Images taken in infrared and visible light show that powerful radiation and high-speed material unleashed by large adult stars residing in the hub of the 30 Doradus Nebula are triggering a new burst of star birth around them.
The pictures show that the fledgling stars are causing havoc. Jets of material streaming from one developing star, like the top blowing off a volcano, are slamming into surrounding dust and gas, which is already being pounded by similar jets from other stars, causing a glow whose pattern changes.
The black areas in the picture are unphotographed areas, caused when the Telescope's orbit did not allow it to focus on that section of the sky.
The events occurred in the Large Magellanic Cloud, a satellite galaxy of the Milky Way. Nolan Walborn of the Space Telescope Institute in Baltimore said: "The Hubble images of 30 Doradus reveal characteristics of massive star birth never before seen so clearly, and some of them not at all."

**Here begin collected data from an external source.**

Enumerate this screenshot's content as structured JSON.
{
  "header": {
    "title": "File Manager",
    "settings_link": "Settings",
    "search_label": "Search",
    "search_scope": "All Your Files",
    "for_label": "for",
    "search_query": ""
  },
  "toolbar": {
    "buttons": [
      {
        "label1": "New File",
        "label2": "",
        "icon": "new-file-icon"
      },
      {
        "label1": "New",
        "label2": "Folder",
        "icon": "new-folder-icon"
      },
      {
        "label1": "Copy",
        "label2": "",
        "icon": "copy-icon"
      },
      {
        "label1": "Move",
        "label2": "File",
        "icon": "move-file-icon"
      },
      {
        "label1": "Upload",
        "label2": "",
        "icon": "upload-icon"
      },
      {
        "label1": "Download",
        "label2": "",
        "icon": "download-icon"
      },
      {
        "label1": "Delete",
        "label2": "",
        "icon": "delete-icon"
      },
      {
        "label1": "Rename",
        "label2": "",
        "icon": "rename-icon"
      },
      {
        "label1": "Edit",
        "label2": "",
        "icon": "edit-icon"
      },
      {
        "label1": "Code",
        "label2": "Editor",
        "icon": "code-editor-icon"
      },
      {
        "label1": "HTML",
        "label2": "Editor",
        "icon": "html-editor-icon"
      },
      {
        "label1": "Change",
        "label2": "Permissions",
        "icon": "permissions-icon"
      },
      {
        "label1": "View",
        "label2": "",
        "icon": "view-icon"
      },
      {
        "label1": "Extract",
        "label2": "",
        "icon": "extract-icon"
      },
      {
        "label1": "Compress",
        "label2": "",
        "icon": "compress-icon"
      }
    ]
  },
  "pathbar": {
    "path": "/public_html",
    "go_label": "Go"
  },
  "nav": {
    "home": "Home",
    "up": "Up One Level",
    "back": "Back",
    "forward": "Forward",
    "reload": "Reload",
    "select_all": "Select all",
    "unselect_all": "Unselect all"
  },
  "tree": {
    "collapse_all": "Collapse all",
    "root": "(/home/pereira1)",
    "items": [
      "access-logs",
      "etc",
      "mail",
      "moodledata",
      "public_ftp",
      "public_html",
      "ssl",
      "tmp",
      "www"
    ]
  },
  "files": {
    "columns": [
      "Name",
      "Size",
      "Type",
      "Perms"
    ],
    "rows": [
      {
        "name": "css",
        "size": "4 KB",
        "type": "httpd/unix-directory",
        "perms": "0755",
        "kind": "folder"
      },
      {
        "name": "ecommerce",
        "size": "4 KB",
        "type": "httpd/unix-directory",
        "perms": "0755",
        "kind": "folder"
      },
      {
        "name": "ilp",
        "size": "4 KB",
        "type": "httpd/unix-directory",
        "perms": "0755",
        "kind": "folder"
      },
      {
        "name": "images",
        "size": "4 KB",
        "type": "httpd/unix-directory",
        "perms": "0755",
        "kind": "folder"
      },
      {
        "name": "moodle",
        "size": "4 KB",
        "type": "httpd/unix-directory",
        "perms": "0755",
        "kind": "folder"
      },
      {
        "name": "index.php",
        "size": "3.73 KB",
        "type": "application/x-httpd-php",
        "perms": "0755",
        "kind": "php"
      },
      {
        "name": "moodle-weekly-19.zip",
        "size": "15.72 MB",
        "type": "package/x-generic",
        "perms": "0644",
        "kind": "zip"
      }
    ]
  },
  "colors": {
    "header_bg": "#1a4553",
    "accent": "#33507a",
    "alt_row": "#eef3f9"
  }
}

The source of the powerful cosmic action is R136, a central cluster of massive stars two million years old, which are ten times hotter, and 100 times larger, than the Sun. They shed bubbles of material at speeds of thousands of miles per second, which collide with surrounding dense clouds consisting mostly of cold molecular hydrogen.
Some clouds collapse, resulting in a second generation of stars. Astronomers believe there are thousands of fledgling stars in the 30 Doradus.